Last week, United States Trade Representative (USTR) Katherine Tai, stressed that the “significant inequities we are seeing in access to vaccines between developed and developing countries are completely unacceptable” and that mistakes that resulted in “unnecessary deaths and suffering” during the HIV/AIDS epidemic cannot be repeated. While the US is yet to clarify if it has changed its position on the WTO Trade-Related Aspects of Intellectual Property Rights (TRIPS) waiver proposal since the last round of talks, the statement recognizes that WTO rules may need to be adapted in order to meet the demands during this time of unprecedented global need. TRIPS is a legal tool that governments can use to override patents in the interest of public health.
“In this COVID-19 pandemic, we are, once again, faced with issues of scarcity, which can be addressed through diversification of manufacturing and supply capacity and ensuring the temporary waiver of relevant intellectual property,” said Dr. Maria Guevara, MSF’s international medical secretary. “We urge all countries in opposition to this, including the US and at the EU, to stand on the right side of history and join hands with those in support. It is about saving lives in the end, not protecting systems.”
The landmark “TRIPS waiver” proposal was originally put forward by India and South Africa in October 2020 and is now officially backed by 59 sponsoring governments and supported by approximately 100 countries overall. Additionally, the new WTO general director Dr. Ngozi Okonjo-Iweala has called for governments to move forward with the landmark proposal. But six months on—and following dozens of statements by supporting governments emphasizing its urgency and importance—formal consideration of the proposal continues to be stonewalled by a small number of governments, including the US and countries within the European Union.
Meanwhile, as Brazil, India, and other countries where MSF works struggle with massive COVID-19 surges, the growing number of affected people requiring medical care is putting immense pressure on public health systems and existing medical supplies—issues that would be lessened if more manufacturers were able to produce COVID-19 medical tools. It is critical to ensure any country grappling with the pandemic will be able to readily access all existing and future COVID-19 medical tools in sufficient quantities and in a timely way.
Several potentially promising medicines for COVID-19 prevention and treatment are currently in clinical trials. If proven effective, they could be a critical part of the ongoing response to the pandemic, especially in light of the slow and unequal global vaccine rollout and the emergence of virus variants. However, even during the pandemic, pharmaceutical corporations continue to maintain their standard practice of rigid control over intellectual property rights, and MSF’s analysis shows that they have filed patent claims over the past year for several medicines that are under development for COVID-19 treatment. This prevents other manufacturers from boosting global supply with more affordable generic versions.
The waiver, if adopted, could provide countries with new options to address legal uncertainties and barriers that may impede production and supply of COVID-19 medical products in advance, rather than waiting for barriers to hit and then scrambling to save lives and prevent illness.

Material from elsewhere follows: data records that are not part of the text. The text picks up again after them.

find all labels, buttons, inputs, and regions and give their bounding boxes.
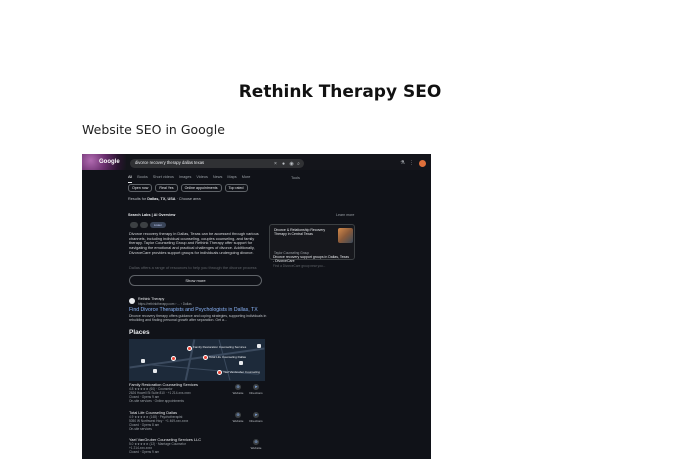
place-hours: Closed · Opens 9 am xyxy=(129,450,160,454)
places-map[interactable]: Family Restoration Counseling Services T… xyxy=(129,339,265,381)
tab-short-videos[interactable]: Short videos xyxy=(153,175,174,183)
location-prefix: Results for xyxy=(128,197,147,201)
tab-images[interactable]: Images xyxy=(179,175,191,183)
result-title-link[interactable]: Find Divorce Therapists and Psychologist… xyxy=(129,307,258,313)
search-query: divorce recovery therapy dallas texas xyxy=(135,160,205,165)
ai-overview-text: Divorce recovery therapy in Dallas, Texa… xyxy=(129,231,259,255)
tab-maps[interactable]: Maps xyxy=(227,175,236,183)
directions-icon: ➤ xyxy=(253,412,259,418)
directions-label: Directions xyxy=(249,419,263,423)
expand-map-icon[interactable] xyxy=(257,344,261,348)
site-favicon-icon xyxy=(129,298,135,304)
page-title: Rethink Therapy SEO xyxy=(238,82,442,102)
source-card-2-subtitle: Find a DivorceCare group near you... xyxy=(273,264,326,268)
website-label: Website xyxy=(232,391,244,395)
website-button[interactable]: ⊕ Website xyxy=(231,384,245,395)
ai-overview-header: Search Labs | AI Overview xyxy=(128,213,176,217)
map-pin-label: Yael VanGruber Counseling xyxy=(223,370,260,374)
mic-icon[interactable]: ● xyxy=(281,161,286,167)
chip-real-yes[interactable]: Real Yes xyxy=(155,184,178,192)
tab-videos[interactable]: Videos xyxy=(196,175,208,183)
result-snippet: Divorce recovery therapy offers guidance… xyxy=(129,314,267,323)
directions-label: Directions xyxy=(249,391,263,395)
learn-more-link[interactable]: Learn more xyxy=(336,213,354,217)
chip-online-appointments[interactable]: Online appointments xyxy=(180,184,222,192)
map-pin[interactable] xyxy=(203,355,208,360)
places-heading: Places xyxy=(129,329,150,336)
place-note: On-site services xyxy=(129,427,152,431)
place-listing[interactable]: Family Restoration Counseling Services 4… xyxy=(129,382,265,403)
tools-button[interactable]: Tools xyxy=(291,176,300,180)
map-pin[interactable] xyxy=(217,370,222,375)
lens-icon[interactable]: ◉ xyxy=(289,161,294,167)
page-subtitle: Website SEO in Google xyxy=(82,122,225,137)
location-line: Results for Dallas, TX, USA · Choose are… xyxy=(128,197,201,201)
search-tabs: All Books Short videos Images Videos New… xyxy=(128,175,250,183)
source-card-2[interactable]: Divorce recovery support groups in Dalla… xyxy=(269,254,355,271)
globe-icon: ⊕ xyxy=(235,384,241,390)
sparkle-icon[interactable] xyxy=(130,222,138,228)
share-icon[interactable] xyxy=(140,222,148,228)
apps-icon[interactable]: ⋮ xyxy=(409,160,414,166)
directions-button[interactable]: ➤ Directions xyxy=(249,384,263,395)
filter-chips: Open now Real Yes Online appointments To… xyxy=(128,184,248,192)
ai-overview-fade-text: Dallas offers a range of resources to he… xyxy=(129,265,257,270)
place-note: On-site services · Online appointments xyxy=(129,399,184,403)
google-logo[interactable]: Google xyxy=(99,159,120,165)
tab-all[interactable]: All xyxy=(128,175,133,183)
globe-icon: ⊕ xyxy=(253,439,259,445)
place-listing[interactable]: Total Life Counseling Dallas 4.9 ★★★★★ (… xyxy=(129,410,265,431)
tab-more[interactable]: More xyxy=(242,175,251,183)
map-pin-label: Family Restoration Counseling Services xyxy=(193,345,247,349)
website-button[interactable]: ⊕ Website xyxy=(249,439,263,450)
labs-icon[interactable]: ⚗ xyxy=(400,160,405,166)
website-button[interactable]: ⊕ Website xyxy=(231,412,245,423)
result-url[interactable]: https://rethinktherapy.com › ... › Dalla… xyxy=(138,302,192,306)
map-pin-label: Total Life Counseling Dallas xyxy=(209,355,247,359)
chip-open-now[interactable]: Open now xyxy=(128,184,153,192)
map-marker-icon[interactable] xyxy=(239,361,243,365)
source-card-title: Divorce & Relationship Recovery Therapy … xyxy=(274,228,326,237)
map-marker-icon[interactable] xyxy=(141,359,145,363)
website-label: Website xyxy=(232,419,244,423)
clear-icon[interactable]: × xyxy=(273,161,278,167)
avatar[interactable] xyxy=(419,160,426,167)
tab-books[interactable]: Books xyxy=(137,175,148,183)
search-input[interactable]: divorce recovery therapy dallas texas × … xyxy=(130,159,304,168)
website-label: Website xyxy=(250,446,262,450)
place-listing[interactable]: Yael VanGruber Counseling Services LLC 5… xyxy=(129,437,265,454)
show-more-button[interactable]: Show more xyxy=(129,275,262,286)
listen-button[interactable]: Listen xyxy=(150,222,166,228)
location-place: Dallas, TX, USA xyxy=(147,197,176,201)
directions-icon: ➤ xyxy=(253,384,259,390)
map-pin[interactable] xyxy=(171,356,176,361)
globe-icon: ⊕ xyxy=(235,412,241,418)
map-pin[interactable] xyxy=(187,346,192,351)
source-card-thumbnail xyxy=(338,228,353,243)
choose-area-link[interactable]: · Choose area xyxy=(177,197,201,201)
search-icon[interactable]: ⌕ xyxy=(296,161,301,167)
source-card-2-title: Divorce recovery support groups in Dalla… xyxy=(273,255,349,264)
chip-top-rated[interactable]: Top rated xyxy=(224,184,248,192)
google-header: Google divorce recovery therapy dallas t… xyxy=(82,154,431,170)
google-results-screenshot: Google divorce recovery therapy dallas t… xyxy=(82,154,431,459)
result-site-name[interactable]: Rethink Therapy xyxy=(138,297,164,301)
ai-overview-controls: Listen xyxy=(130,222,166,228)
map-marker-icon[interactable] xyxy=(153,369,157,373)
tab-news[interactable]: News xyxy=(213,175,223,183)
directions-button[interactable]: ➤ Directions xyxy=(249,412,263,423)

“We have learned the hard lessons of the past of having to take a country-by-country and product-by-product approach of removing IP barriers impeding access to life saving treatments,” said Dr. Márcio da Fonseca, infectious disease advisor for MSF’s Access Campaign. “It is not sufficient and provides no expeditious option for this global pandemic. At a time when more than three million lives have already been lost to COVID-19, we urge countries to take all possible measures, including supporting this waiver, to be able to protect everyone, everywhere during this pandemic."

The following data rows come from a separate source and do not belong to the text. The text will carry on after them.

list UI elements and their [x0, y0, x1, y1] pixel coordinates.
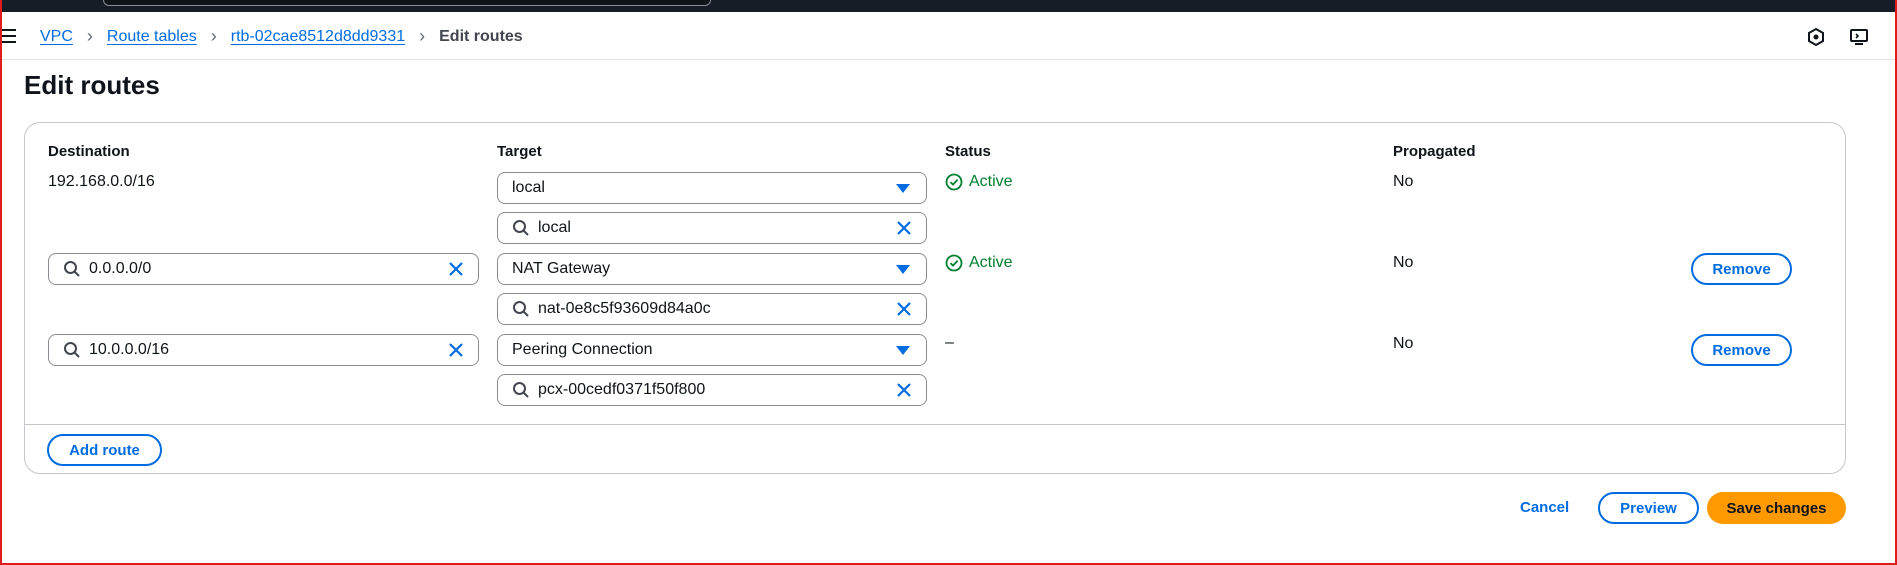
clear-icon[interactable]: [448, 342, 464, 358]
target-search-value: local: [538, 219, 571, 236]
status-empty: –: [945, 334, 954, 351]
clear-icon[interactable]: [896, 382, 912, 398]
status-success-icon: [945, 173, 963, 191]
destination-input-value: 10.0.0.0/16: [89, 341, 170, 358]
target-search-value: pcx-00cedf0371f50f800: [538, 381, 706, 398]
target-type-value: local: [512, 179, 545, 196]
chevron-right-icon: ›: [210, 26, 217, 46]
status-success-icon: [945, 254, 963, 272]
clear-icon[interactable]: [896, 301, 912, 317]
breadcrumb-route-table-id[interactable]: rtb-02cae8512d8dd9331: [231, 28, 405, 46]
status-indicator: Active: [945, 173, 1013, 191]
column-header-destination: Destination: [48, 143, 130, 160]
column-header-propagated: Propagated: [1393, 143, 1476, 160]
caret-down-icon: [896, 264, 910, 274]
panel-divider: [25, 424, 1845, 425]
caret-down-icon: [896, 345, 910, 355]
caret-down-icon: [896, 183, 910, 193]
column-header-target: Target: [497, 143, 542, 160]
status-text: Active: [969, 173, 1013, 190]
target-type-select[interactable]: NAT Gateway: [497, 253, 927, 285]
routes-panel: Destination Target Status Propagated 192…: [24, 122, 1846, 474]
target-search-input[interactable]: pcx-00cedf0371f50f800: [497, 374, 927, 406]
breadcrumb-vpc[interactable]: VPC: [40, 28, 73, 46]
search-icon: [64, 342, 80, 358]
target-search-input[interactable]: nat-0e8c5f93609d84a0c: [497, 293, 927, 325]
target-search-value: nat-0e8c5f93609d84a0c: [538, 300, 711, 317]
target-search-input[interactable]: local: [497, 212, 927, 244]
target-type-select[interactable]: local: [497, 172, 927, 204]
column-header-status: Status: [945, 143, 991, 160]
destination-input[interactable]: 10.0.0.0/16: [48, 334, 479, 366]
target-type-value: NAT Gateway: [512, 260, 611, 277]
remove-route-button[interactable]: Remove: [1691, 253, 1792, 285]
propagated-value: No: [1393, 335, 1414, 352]
chevron-right-icon: ›: [86, 26, 93, 46]
menu-icon[interactable]: [0, 29, 16, 43]
propagated-value: No: [1393, 173, 1414, 190]
add-route-button[interactable]: Add route: [47, 434, 162, 466]
search-icon: [513, 382, 529, 398]
destination-value: 192.168.0.0/16: [48, 173, 155, 190]
status-text: Active: [969, 254, 1013, 271]
clear-icon[interactable]: [896, 220, 912, 236]
top-navigation-bar: [0, 0, 1897, 12]
breadcrumb-current: Edit routes: [439, 27, 523, 45]
cancel-button[interactable]: Cancel: [1520, 499, 1569, 516]
status-indicator: Active: [945, 254, 1013, 272]
search-icon: [64, 261, 80, 277]
clear-icon[interactable]: [448, 261, 464, 277]
breadcrumb: VPC › Route tables › rtb-02cae8512d8dd93…: [40, 26, 523, 47]
cloudshell-icon[interactable]: [1806, 27, 1826, 47]
destination-input[interactable]: 0.0.0.0/0: [48, 253, 479, 285]
preview-button[interactable]: Preview: [1598, 492, 1699, 524]
global-search-box[interactable]: [103, 0, 711, 6]
breadcrumb-bar: VPC › Route tables › rtb-02cae8512d8dd93…: [0, 12, 1897, 60]
chevron-right-icon: ›: [419, 26, 426, 46]
page-title: Edit routes: [24, 70, 160, 100]
target-type-select[interactable]: Peering Connection: [497, 334, 927, 366]
breadcrumb-route-tables[interactable]: Route tables: [107, 28, 197, 46]
remove-route-button[interactable]: Remove: [1691, 334, 1792, 366]
search-icon: [513, 301, 529, 317]
target-type-value: Peering Connection: [512, 341, 653, 358]
save-changes-button[interactable]: Save changes: [1707, 492, 1846, 524]
propagated-value: No: [1393, 254, 1414, 271]
notifications-icon[interactable]: [1849, 27, 1869, 47]
destination-input-value: 0.0.0.0/0: [89, 260, 152, 277]
search-icon: [513, 220, 529, 236]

MSF recently joined more than 200 civil society organizations in an open letter to the WTO Director General and members, highlighting the limitations of voluntary licensing and the existing WTO trade rules and stressing the urgent need for the waiver proposal to be adopted. Voluntary licenses leave people all over the world at pharmaceutical corporations’ mercy as they alone can decide whether or not to allow other manufacturers to produce patented treatments, vaccines, and diagnostics.
“It’s time to empower governments by offering all possible policy options that will give them the best chance at dealing with this pandemic and protecting their people,” Guevara said.